The two structures dominate modern database storage: B-trees (balanced tree indexes used in PostgreSQL, MySQL InnoDB, Oracle) and LSM trees (log-structured merge trees used in Cassandra, LevelDB, RocksDB, and HBase). Each trades read performance for write performance in a different direction.
The Problem
Choosing or operating a database without understanding the storage engine’s read/write tradeoffs leads to predictable operational failures. A B-tree database under sustained high-write workloads shows write amplification and fragmentation. An LSM-tree database that is read-heavy shows read amplification as the engine scans multiple levels of sorted files. You cannot tune your way out of the wrong structural choice.
What is the actual tradeoff, and when does each structure win?
The Structures
B-trees store data in a balanced tree of fixed-size pages, typically 8KB in PostgreSQL. An UPDATE modifies the page in place after finding it via the tree. Reads are efficient: traverse from root to leaf, read the page. Writes require finding the right page, potentially splitting it (causing write amplification), and updating parent pointers. B-trees are random-write structures — every update touches disk in place.
LSM trees never update in place. Writes go to an in-memory buffer (memtable), which is periodically flushed to an immutable sorted file (SSTable) on disk. Reads must check the memtable and potentially multiple SSTable levels to find the current version. Background compaction merges SSTables, reclaiming space and reducing the number of levels to check. LSM trees are sequential-write structures — disk writes are always sequential appends.
B-tree read: O(log n) — traverse tree, read page
B-tree write: O(log n) — find page, modify in place (random I/O)

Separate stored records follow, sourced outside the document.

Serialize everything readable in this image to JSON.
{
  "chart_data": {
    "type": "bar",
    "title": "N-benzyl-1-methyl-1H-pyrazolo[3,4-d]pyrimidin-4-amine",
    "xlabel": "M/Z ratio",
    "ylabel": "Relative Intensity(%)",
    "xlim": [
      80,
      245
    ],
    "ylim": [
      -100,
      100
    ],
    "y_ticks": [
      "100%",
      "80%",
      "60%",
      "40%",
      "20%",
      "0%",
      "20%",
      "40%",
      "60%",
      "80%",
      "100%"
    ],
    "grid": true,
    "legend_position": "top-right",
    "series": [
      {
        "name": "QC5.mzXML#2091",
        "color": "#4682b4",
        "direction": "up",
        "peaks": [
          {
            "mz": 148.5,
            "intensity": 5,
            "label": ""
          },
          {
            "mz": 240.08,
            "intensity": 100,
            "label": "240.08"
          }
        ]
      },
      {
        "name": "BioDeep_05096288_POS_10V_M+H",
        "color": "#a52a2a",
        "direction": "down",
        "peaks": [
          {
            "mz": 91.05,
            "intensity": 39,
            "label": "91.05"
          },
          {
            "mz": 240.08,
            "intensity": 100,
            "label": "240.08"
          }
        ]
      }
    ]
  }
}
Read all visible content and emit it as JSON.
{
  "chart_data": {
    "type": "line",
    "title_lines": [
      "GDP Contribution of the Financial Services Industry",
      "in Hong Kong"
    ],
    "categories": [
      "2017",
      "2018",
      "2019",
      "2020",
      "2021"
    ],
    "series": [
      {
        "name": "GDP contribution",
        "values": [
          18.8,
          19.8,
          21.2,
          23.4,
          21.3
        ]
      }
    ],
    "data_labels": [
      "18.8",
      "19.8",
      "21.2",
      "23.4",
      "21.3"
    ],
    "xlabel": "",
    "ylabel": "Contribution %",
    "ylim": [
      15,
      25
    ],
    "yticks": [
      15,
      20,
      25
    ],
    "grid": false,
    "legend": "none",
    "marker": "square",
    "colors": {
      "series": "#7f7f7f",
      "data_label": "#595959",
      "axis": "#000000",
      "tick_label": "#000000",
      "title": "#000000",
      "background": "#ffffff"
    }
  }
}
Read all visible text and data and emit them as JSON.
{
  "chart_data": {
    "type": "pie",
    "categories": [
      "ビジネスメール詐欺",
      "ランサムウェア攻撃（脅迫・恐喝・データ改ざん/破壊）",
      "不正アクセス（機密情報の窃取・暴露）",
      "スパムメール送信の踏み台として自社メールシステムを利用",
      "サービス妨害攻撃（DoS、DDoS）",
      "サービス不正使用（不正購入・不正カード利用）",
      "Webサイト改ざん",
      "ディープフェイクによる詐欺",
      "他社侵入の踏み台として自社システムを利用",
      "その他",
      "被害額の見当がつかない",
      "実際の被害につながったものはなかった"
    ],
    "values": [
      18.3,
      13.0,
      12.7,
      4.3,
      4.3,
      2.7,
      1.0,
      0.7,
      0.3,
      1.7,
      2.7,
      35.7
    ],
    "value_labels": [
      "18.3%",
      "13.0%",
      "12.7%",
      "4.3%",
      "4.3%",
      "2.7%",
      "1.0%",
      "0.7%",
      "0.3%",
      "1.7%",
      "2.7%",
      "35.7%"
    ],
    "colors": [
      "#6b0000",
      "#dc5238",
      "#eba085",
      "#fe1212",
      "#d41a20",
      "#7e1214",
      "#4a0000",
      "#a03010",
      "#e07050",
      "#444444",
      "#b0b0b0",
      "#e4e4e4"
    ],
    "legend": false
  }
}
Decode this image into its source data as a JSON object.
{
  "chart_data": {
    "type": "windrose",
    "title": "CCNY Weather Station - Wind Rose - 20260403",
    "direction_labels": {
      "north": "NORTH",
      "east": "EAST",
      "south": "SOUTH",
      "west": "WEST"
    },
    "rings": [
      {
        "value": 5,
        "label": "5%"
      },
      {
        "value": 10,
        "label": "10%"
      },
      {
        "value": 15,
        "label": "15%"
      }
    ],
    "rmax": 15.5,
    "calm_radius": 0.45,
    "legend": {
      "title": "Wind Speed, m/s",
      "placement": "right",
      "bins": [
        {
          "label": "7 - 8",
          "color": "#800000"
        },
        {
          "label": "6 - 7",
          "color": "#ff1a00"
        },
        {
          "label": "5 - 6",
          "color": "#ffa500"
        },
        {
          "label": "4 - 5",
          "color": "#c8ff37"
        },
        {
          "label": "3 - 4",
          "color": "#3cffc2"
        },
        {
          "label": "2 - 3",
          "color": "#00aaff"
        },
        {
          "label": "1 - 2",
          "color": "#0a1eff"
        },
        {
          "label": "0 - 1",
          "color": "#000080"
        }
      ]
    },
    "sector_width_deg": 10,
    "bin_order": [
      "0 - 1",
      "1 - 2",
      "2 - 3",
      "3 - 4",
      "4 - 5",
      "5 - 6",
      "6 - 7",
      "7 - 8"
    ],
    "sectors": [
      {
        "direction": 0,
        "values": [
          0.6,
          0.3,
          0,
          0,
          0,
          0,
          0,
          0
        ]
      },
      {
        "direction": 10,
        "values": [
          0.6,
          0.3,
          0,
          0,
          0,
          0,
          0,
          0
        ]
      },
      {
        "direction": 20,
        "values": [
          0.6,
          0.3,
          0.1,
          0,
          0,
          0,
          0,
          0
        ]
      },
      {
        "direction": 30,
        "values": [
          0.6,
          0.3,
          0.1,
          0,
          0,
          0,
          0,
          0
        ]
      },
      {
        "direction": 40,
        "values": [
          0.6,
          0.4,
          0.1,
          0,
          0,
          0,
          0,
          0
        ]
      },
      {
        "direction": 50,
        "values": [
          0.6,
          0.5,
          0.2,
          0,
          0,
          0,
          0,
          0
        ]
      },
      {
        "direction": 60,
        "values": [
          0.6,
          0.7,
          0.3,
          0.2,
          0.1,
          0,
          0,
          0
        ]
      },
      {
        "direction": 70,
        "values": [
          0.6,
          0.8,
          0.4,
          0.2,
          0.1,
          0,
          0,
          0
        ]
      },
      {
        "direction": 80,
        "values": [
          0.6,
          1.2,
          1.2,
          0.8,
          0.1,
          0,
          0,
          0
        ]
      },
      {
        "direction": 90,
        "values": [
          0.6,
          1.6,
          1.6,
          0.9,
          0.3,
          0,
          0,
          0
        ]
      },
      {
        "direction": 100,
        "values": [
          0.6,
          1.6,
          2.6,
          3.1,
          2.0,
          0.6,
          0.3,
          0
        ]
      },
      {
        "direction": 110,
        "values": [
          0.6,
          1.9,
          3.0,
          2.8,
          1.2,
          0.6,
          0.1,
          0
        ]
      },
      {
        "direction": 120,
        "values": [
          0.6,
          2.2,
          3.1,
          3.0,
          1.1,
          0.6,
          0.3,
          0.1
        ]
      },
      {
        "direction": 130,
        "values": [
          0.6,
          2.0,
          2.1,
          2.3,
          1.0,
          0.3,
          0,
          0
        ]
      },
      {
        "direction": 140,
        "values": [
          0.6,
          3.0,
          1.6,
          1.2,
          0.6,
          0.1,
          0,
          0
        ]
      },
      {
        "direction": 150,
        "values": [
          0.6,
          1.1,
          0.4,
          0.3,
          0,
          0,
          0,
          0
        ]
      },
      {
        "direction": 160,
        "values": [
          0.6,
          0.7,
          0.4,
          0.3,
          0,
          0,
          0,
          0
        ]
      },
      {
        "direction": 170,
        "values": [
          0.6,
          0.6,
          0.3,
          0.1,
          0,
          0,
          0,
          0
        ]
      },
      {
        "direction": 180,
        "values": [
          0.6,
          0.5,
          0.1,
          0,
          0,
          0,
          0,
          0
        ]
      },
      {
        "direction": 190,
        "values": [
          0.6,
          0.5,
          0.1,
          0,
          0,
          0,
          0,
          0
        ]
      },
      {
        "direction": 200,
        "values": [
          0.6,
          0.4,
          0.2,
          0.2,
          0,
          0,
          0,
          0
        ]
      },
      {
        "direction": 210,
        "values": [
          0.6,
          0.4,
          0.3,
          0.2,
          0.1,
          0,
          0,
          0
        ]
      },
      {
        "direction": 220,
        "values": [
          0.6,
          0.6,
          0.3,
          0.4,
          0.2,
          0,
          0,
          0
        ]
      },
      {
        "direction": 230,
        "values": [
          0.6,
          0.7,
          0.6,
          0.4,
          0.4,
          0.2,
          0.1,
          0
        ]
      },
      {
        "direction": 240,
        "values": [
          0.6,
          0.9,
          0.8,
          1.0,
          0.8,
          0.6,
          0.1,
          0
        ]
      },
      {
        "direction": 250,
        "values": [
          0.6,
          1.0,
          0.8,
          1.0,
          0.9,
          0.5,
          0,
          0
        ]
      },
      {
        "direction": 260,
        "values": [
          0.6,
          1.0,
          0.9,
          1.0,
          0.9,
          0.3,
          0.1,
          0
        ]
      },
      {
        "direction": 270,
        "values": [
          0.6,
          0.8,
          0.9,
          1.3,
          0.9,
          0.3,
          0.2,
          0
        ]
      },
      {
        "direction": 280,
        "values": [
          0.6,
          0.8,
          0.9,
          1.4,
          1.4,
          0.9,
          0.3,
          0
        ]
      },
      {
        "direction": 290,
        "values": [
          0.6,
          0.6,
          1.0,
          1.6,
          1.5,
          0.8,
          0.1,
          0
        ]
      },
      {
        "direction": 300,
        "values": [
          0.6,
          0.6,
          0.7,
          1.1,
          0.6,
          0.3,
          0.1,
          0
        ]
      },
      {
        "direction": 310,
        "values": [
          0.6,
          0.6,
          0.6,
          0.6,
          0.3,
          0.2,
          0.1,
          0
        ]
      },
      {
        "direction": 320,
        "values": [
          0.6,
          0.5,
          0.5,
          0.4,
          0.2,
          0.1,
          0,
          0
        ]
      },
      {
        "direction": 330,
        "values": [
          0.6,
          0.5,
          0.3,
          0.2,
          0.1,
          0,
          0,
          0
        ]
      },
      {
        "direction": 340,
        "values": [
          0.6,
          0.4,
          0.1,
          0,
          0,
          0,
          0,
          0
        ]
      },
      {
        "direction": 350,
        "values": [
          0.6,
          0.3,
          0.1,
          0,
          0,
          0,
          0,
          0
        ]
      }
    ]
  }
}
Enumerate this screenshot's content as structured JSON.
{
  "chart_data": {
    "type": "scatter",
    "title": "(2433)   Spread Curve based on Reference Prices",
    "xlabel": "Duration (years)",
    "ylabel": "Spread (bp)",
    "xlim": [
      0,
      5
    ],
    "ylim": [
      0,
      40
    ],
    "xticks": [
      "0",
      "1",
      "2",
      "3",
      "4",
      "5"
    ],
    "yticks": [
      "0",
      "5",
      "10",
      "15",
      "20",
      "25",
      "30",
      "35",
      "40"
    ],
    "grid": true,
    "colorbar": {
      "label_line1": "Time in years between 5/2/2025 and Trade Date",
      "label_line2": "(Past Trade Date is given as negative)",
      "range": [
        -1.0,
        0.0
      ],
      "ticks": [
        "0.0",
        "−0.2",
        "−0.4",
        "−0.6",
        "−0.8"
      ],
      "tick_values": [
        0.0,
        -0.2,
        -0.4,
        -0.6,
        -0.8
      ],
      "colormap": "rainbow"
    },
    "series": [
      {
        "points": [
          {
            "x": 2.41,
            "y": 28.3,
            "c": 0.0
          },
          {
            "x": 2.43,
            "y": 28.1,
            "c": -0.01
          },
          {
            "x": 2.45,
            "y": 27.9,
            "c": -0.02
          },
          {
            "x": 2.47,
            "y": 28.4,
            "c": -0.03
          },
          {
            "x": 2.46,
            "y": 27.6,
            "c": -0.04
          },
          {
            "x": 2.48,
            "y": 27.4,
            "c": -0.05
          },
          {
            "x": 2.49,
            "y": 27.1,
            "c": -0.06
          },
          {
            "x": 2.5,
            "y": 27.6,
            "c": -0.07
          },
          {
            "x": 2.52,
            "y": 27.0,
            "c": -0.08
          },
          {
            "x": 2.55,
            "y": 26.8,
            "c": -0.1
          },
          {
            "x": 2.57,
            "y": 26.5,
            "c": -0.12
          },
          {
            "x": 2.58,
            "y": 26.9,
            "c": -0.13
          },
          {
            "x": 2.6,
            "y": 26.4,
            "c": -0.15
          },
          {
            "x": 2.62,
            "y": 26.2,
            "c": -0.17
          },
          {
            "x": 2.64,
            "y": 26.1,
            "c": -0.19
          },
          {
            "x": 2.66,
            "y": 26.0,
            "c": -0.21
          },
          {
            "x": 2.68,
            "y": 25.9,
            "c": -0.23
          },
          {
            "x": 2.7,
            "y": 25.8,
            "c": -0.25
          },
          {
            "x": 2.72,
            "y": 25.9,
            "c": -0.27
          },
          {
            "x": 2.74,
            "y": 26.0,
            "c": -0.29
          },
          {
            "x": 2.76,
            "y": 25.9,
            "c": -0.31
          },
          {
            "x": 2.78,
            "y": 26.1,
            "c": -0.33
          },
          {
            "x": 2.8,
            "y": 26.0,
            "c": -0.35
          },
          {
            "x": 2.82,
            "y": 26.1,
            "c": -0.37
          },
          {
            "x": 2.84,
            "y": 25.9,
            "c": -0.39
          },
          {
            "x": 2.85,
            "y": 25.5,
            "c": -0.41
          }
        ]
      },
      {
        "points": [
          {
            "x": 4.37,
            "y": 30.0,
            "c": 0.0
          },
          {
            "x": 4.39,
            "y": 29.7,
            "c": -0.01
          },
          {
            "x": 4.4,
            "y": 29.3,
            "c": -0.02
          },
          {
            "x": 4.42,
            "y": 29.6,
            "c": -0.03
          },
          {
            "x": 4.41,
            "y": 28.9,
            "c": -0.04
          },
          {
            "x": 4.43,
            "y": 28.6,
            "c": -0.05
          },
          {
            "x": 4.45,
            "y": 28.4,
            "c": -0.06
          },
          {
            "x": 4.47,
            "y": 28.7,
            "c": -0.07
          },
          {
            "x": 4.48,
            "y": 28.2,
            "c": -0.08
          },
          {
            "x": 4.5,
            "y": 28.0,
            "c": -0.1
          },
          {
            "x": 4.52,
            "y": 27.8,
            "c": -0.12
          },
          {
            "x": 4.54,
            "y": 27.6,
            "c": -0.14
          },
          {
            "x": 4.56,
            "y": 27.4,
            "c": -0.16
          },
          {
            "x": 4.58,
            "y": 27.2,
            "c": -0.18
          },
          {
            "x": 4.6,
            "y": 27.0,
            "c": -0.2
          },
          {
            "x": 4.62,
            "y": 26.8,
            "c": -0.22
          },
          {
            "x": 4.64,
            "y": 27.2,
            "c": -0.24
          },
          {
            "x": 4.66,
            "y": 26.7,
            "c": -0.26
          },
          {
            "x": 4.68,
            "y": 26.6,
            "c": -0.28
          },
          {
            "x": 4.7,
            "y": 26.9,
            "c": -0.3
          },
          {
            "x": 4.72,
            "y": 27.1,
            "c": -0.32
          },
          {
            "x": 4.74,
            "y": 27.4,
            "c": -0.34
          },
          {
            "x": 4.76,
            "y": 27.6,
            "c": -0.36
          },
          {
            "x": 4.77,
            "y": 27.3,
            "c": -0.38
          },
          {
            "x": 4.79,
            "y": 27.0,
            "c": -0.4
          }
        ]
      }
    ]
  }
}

LSM write: O(1) amortized — append to memtable, flush sequentially
LSM read: O(L) — check L levels of SSTables for latest version
| Attribute | B-tree | LSM tree |
|---|---|---|
| Write path | Random in-place page modification | Sequential append to memtable → SSTable flush |
| Read path | Tree traversal, one disk read at leaf | Multi-level SSTable scan (read amplification) |
| Write throughput | Good for balanced workloads | Excellent; consistently low write latency |
| Read throughput | Excellent for point lookups and range scans | Moderate; degrades as SSTable level count grows |
| Space overhead | Fragmentation accumulates; autovacuum reclaims | Space amplification during compaction windows |
| Background work | Autovacuum, checkpoint, bgwriter | Compaction (CPU and I/O intensive at peak) |
| Best workload | OLTP: balanced reads/writes, point lookups, range scans | Write-heavy: IoT, time-series, event streams |
| Databases | PostgreSQL, MySQL InnoDB, Oracle, SQLite | Cassandra, RocksDB, HBase, FoundationDB |
In Practice
PostgreSQL’s documented design uses heap files with B-tree indexes. The B-tree is the correct structure for OLTP workloads with balanced reads and writes, point lookups, and range scans. PostgreSQL’s MVCC model (dead tuples in the heap) means writes also accumulate page fragmentation that autovacuum must reclaim — the cost of in-place updates.
Cassandra’s documented design uses an LSM tree (via SSTables). Cassandra is optimized for write-heavy workloads: time-series, IoT, event streams, and any pattern where writes vastly outnumber reads. The tradeoff is that reads are more expensive (scanning multiple SSTables), and compaction consumes I/O bandwidth during which read latency can increase.
Where It Breaks
| Workload | B-tree result | LSM result |
|---|---|---|
| High write throughput | Write amplification; page splits; fragmentation | Sequential append; consistent write latency |
| Point lookups (read-heavy) | Fast; single tree traversal | Slower; must check multiple SSTable levels |
| Range scans | Fast; sorted pages | Moderate; sorted within SSTables, merge across levels |
| Compaction pressure | Autovacuum reclaims dead tuples continuously | Background compaction spikes I/O; read latency degrades |
What to Do Next
- Problem: Operating a write-heavy workload on a B-tree engine or a read-heavy workload on an LSM engine produces predictable performance degradation that cannot be tuned away.
- Solution: Classify your workload by read/write ratio, access pattern (point vs range), and acceptable latency variance before selecting an engine.
- Proof: On a B-tree database, measure write amplification via
pg_stat_bgwriter; on an LSM database, measure read amplification via SSTable level counts in the engine’s metrics. - Action: Identify your top three most write-intensive tables today and measure their dead tuple ratio — that is the B-tree’s write tax showing up as storage overhead.